First Person: An Amputee’s Storm and Grace

Hugh Boyle underwent amputation surgery on March 4th (or “March Forth,” as he calls it) of this year. A native of Great Britain now living in Texas, he’s been documenting his experience at his blog/vlog, “Blue Suede Shoe: The Rocks and Rolls of an Unexpected American.” His writings and videos are full of grace, good humor, and useful insights. Boyle generously shared this post with us from March 24, written just 20 days after his surgery in the midst of a severe springtime storm in Tornado Alley. Read the original at Blue Suede Shoe.

by Hugh Boyle

The truth is that nothing, absolutely nothing, could have fully prepared me for losing my leg.

Not for the heart-stopping moments in the days that followed my surgery—like the one when I looked down and saw the empty space where my leg used to be for the first time, or the one when I caught a reflection of my newly reduced and wheelchaired self in a window, or the one when the unfathomable extent of my new limitations finally dawned on me. All of them unequivocally told me that my new situation was a very big deal indeed.

But there was something absolutely and unimaginably crazy about feeling this way. Because concurrently, in those same days after my surgery, every doctor or nurse that I spoke with, without exception, was eager to tell me how lucky I had been. How sepsis is a killer and how by looking at my chart, they could see what a prime candidate I had become for the same. How the breakneck speed from diagnosis to operating room that I’d been whisked along at was highly unusual and should tell me everything I needed to know about the severity of my preamputation condition—and, dare I say it, my chances.

The whole thing felt like how a TV meteorologist urges you down to your basement when the key atmospheric conditions required for a tornado to form are hanging out right above your neighborhood. It doesn’t mean there will be a tornado, but it certainly does mean that with every ingredient now in place, there’s no good reason that there won’t.

I can tell you that I spent no small amount of time staring out of my hospital room window contemplating what I now understood they were actually saying to me. And of course, every second of every day since then, feeling very lucky indeed.

Well, almost every second…

Lying awake in bed in the middle of the night, a few days later, the darkest cloud of desperation descended on me, and I found myself right back in “nothing could have prepared me for losing my leg” territory again. I felt that everything had changed for me now. I felt that the person I was before had gone. I felt that the rest of my days would now bear no resemblance whatsoever to how I previously hoped they might be, to be replaced instead by what, in that moment, I fully comprehended to be the most daunting challenge of my life.

But wait, what did I just say?

I said “my life.”

My. Life.

And therein lies a rather different challenge and in every sense the very definition of an existential one. For the first time in over 50 years, I’d been told that with the slightest change in variables, I might very well not be here writing this post now. So how could I possibly feel so desolate about becoming an amputee, when the alternative that had been put before me was as bad as it can get? Was I really pitying myself sufficiently to believe I was in a “heads you win, tails I lose” situation?
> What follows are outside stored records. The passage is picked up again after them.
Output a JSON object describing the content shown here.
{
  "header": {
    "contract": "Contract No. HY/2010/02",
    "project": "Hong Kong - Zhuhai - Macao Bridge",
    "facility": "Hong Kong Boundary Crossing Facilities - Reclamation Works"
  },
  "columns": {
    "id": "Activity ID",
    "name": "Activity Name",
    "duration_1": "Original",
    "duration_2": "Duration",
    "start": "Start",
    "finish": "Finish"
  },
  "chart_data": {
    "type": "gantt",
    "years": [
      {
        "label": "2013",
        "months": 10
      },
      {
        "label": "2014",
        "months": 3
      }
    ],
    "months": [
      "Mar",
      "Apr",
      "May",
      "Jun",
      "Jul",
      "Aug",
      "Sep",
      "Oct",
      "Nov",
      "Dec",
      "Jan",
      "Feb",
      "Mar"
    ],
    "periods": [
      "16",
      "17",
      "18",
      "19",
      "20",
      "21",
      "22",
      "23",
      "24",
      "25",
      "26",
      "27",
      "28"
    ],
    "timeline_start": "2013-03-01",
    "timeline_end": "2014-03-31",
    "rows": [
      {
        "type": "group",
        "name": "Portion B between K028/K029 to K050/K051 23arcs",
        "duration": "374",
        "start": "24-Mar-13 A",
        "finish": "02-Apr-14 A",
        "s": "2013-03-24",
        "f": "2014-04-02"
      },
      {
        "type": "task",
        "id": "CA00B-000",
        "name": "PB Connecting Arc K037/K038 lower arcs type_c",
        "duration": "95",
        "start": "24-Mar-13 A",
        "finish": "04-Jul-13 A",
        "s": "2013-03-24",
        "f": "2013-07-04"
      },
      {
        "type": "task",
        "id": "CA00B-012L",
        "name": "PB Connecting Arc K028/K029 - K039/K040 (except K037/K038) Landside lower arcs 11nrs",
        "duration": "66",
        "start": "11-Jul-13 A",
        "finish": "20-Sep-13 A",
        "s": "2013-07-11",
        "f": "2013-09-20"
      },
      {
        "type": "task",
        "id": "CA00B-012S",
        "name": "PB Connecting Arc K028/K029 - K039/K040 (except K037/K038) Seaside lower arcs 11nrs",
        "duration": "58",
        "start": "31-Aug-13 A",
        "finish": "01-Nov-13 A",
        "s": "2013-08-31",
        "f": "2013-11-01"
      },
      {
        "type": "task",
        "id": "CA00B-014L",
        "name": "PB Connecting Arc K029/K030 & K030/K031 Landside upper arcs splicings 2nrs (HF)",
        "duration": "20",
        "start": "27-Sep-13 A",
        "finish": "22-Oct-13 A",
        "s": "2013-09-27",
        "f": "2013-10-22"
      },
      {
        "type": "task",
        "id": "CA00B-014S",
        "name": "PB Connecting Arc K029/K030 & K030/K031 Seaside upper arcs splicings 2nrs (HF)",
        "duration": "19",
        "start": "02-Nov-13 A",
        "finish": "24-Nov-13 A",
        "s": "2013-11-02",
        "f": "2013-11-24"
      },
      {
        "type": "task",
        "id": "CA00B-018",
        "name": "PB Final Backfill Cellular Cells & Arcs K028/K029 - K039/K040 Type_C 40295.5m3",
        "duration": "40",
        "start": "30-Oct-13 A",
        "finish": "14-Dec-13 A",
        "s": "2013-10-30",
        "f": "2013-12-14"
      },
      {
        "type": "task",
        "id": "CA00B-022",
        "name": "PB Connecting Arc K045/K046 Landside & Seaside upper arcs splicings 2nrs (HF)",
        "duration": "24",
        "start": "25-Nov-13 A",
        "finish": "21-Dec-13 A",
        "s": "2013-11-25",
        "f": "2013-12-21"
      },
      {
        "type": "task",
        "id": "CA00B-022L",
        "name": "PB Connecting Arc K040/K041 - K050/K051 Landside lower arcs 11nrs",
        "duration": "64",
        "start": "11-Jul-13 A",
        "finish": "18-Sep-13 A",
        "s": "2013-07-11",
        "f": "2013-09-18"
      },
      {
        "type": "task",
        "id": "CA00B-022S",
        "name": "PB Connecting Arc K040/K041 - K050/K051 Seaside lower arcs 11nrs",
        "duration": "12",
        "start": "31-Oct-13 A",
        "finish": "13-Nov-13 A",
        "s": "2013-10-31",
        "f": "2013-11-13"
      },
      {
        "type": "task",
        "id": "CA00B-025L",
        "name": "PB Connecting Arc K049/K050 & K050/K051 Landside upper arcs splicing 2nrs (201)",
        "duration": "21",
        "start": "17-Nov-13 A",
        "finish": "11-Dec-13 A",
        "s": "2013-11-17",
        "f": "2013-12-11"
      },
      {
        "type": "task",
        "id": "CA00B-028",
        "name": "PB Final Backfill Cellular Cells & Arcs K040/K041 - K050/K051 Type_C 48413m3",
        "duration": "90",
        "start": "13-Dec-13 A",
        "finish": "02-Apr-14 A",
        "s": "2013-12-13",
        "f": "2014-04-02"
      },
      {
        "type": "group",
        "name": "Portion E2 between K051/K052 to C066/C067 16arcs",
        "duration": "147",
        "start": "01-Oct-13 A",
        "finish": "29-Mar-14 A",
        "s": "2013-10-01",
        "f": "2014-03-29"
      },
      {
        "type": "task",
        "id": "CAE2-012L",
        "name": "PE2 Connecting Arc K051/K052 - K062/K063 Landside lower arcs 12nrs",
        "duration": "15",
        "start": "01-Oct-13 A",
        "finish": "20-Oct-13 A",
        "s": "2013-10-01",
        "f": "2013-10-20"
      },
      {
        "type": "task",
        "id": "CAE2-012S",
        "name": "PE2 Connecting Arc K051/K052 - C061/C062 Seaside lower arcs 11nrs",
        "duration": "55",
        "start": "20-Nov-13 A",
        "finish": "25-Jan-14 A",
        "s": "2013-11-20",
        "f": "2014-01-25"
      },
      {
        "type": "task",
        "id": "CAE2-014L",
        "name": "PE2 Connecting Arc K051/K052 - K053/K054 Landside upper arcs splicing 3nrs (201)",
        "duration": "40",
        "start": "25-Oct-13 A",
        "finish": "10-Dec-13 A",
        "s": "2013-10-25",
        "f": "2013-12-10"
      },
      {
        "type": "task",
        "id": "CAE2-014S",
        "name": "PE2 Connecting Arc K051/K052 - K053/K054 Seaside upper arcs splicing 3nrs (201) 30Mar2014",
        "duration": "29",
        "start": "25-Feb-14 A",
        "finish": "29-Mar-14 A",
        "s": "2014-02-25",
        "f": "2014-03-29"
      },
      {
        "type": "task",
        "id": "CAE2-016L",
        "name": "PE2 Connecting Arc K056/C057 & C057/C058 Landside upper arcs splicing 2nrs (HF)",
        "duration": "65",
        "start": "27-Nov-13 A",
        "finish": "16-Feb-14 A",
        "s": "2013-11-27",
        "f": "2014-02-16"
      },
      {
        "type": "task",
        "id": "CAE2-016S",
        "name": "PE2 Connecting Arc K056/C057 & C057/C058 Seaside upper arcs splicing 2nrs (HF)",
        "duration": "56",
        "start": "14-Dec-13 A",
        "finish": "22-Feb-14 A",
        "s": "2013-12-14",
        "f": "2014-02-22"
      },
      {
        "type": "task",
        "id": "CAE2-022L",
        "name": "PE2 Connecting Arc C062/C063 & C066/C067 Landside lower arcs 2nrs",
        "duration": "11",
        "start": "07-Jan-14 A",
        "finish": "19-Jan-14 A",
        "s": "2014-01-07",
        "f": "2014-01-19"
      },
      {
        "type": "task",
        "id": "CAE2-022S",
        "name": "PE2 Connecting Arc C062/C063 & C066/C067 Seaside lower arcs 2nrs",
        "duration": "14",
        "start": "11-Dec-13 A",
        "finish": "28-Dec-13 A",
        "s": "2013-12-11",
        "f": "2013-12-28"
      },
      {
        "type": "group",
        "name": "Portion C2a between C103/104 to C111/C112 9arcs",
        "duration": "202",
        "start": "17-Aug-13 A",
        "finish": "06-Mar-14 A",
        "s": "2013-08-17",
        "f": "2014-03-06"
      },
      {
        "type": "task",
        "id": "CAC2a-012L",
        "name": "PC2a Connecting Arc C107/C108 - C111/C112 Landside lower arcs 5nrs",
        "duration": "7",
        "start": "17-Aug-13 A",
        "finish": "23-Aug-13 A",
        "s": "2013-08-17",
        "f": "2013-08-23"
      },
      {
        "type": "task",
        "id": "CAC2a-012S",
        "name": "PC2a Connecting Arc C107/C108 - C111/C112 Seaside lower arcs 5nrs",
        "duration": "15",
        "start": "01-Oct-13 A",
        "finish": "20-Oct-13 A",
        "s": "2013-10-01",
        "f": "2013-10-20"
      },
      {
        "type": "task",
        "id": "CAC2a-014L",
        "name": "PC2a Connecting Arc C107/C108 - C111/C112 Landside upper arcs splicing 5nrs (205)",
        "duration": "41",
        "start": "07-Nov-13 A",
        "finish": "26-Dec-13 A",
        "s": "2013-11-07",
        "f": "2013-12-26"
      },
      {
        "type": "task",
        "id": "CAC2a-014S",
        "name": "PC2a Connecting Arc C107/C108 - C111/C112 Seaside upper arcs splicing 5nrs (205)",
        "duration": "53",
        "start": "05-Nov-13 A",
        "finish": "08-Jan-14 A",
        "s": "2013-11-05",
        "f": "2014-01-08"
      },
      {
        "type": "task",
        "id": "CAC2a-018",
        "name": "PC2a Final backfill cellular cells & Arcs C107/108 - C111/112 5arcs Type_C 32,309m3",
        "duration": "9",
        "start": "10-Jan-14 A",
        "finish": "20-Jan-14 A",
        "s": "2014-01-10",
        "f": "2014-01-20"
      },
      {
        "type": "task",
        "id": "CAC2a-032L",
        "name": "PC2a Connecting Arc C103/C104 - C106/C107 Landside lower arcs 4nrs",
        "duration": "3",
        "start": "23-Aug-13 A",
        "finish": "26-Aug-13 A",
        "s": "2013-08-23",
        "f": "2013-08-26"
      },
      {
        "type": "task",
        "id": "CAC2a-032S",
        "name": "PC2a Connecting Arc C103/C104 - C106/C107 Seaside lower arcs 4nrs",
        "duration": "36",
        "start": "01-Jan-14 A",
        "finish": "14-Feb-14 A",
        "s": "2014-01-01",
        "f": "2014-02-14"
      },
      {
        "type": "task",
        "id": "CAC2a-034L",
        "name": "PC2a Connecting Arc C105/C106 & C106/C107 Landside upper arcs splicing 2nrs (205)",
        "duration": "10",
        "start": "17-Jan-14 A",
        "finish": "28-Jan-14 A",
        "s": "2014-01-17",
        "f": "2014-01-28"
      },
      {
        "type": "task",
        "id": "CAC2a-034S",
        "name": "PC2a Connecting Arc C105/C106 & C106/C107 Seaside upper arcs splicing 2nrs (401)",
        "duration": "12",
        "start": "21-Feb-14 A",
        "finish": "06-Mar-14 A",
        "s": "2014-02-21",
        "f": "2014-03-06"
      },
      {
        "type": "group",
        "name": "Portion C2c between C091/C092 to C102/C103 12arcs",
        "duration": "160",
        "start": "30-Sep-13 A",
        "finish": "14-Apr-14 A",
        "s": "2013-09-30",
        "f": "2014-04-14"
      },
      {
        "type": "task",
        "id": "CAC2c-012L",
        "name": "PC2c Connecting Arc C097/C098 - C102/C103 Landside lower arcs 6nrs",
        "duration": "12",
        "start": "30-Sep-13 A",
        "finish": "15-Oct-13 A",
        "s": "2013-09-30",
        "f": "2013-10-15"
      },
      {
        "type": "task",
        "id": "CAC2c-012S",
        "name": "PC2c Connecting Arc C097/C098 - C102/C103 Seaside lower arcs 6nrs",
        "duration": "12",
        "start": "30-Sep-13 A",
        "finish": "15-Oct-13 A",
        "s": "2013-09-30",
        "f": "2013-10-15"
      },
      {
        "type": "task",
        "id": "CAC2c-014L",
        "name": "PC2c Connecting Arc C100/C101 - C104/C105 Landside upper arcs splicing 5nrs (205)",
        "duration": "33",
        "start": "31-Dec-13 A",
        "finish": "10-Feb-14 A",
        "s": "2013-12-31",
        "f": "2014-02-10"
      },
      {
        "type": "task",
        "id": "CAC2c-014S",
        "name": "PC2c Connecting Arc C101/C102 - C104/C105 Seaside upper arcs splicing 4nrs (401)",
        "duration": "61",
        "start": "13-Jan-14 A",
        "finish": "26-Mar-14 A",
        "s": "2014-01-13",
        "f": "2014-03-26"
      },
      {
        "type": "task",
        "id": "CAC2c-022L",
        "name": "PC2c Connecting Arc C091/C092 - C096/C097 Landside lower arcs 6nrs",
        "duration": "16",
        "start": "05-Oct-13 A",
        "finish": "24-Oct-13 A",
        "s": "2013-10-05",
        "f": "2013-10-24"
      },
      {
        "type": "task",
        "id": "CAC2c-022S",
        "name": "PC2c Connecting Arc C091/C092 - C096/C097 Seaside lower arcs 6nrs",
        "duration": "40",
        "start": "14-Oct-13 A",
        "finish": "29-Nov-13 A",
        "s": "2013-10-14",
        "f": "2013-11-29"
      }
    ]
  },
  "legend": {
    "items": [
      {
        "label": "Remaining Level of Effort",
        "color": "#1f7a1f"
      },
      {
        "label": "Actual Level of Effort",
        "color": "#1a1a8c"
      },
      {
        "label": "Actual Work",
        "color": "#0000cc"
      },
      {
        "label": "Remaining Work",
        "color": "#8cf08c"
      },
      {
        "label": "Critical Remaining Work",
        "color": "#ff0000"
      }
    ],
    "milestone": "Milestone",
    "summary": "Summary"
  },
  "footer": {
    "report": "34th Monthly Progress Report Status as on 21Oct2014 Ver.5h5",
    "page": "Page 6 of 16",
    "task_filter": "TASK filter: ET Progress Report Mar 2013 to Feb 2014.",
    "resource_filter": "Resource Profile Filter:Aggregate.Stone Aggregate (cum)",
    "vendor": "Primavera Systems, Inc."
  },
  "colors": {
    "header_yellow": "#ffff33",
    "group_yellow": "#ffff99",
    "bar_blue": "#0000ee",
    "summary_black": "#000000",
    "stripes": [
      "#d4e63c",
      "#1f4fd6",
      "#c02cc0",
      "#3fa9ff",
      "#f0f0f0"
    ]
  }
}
Honest answer? Yes, I was.

But I’m now going to let myself off the hook a little (prosthetic pun intended).

Of course I should not be expected to be found wheeling myself down the road whistling a happy tune, and of course I should be expected to feel overwhelmed and afraid in the deep of the night from time to time.

Sure, the seemingly tornadic infections in my bones ultimately did not touch down in my bloodstream and spin rapidly into one of my major organs. But equally, something like 12.5 percent of me had been sawn off, like the downed branch of a tree the morning after the storm.

So how on earth do I reconcile this? Is it the case that just because something didn’t blow you away, you should rejoice in the fact that it only blew you over? At any prior point in my life, I without doubt would’ve said “Yes, you do.”

But now I feel a little differently, as I fill out the forms to indefinitely extend the “disabled” badge hanging on the rearview mirror of our car, as I have grab bars installed in every location in our house where I might fall over (and it’s more bars than I used to visit on an average night out in central London), as I navigate the world of prosthetic legs, and as I worry (a little unnecessarily) whether any of them will actually allow me to be the Daddy I want to be for my little girls—a Daddy neither limited or defined by disability.

Despite never being one to previously sit on the fence about pretty much anything, I’m now trying to figure out the grey area between the lucky and the unlucky. To understand that I’m not in an either/or situation, and that “heads or tails” doesn’t allow for degrees of winning and degrees of losing.

Not that I’m seeking a way to give myself permission to feel sorry for myself—and I hope everything previously posted on this blog shows that that would not be my style. But instead, I’m seeking to find the pragmatic “safe zone” where I can be comfortable with my own apprehension, fears, and crucially, my disappointment as to what my life might now be—regardless of both how fortunate I am to have it and how unerringly I intend to weather the conditions and love living it.

Written under the ‘Southlake Tornado Warning’ of March 21, 2022. There was no tornado in the end.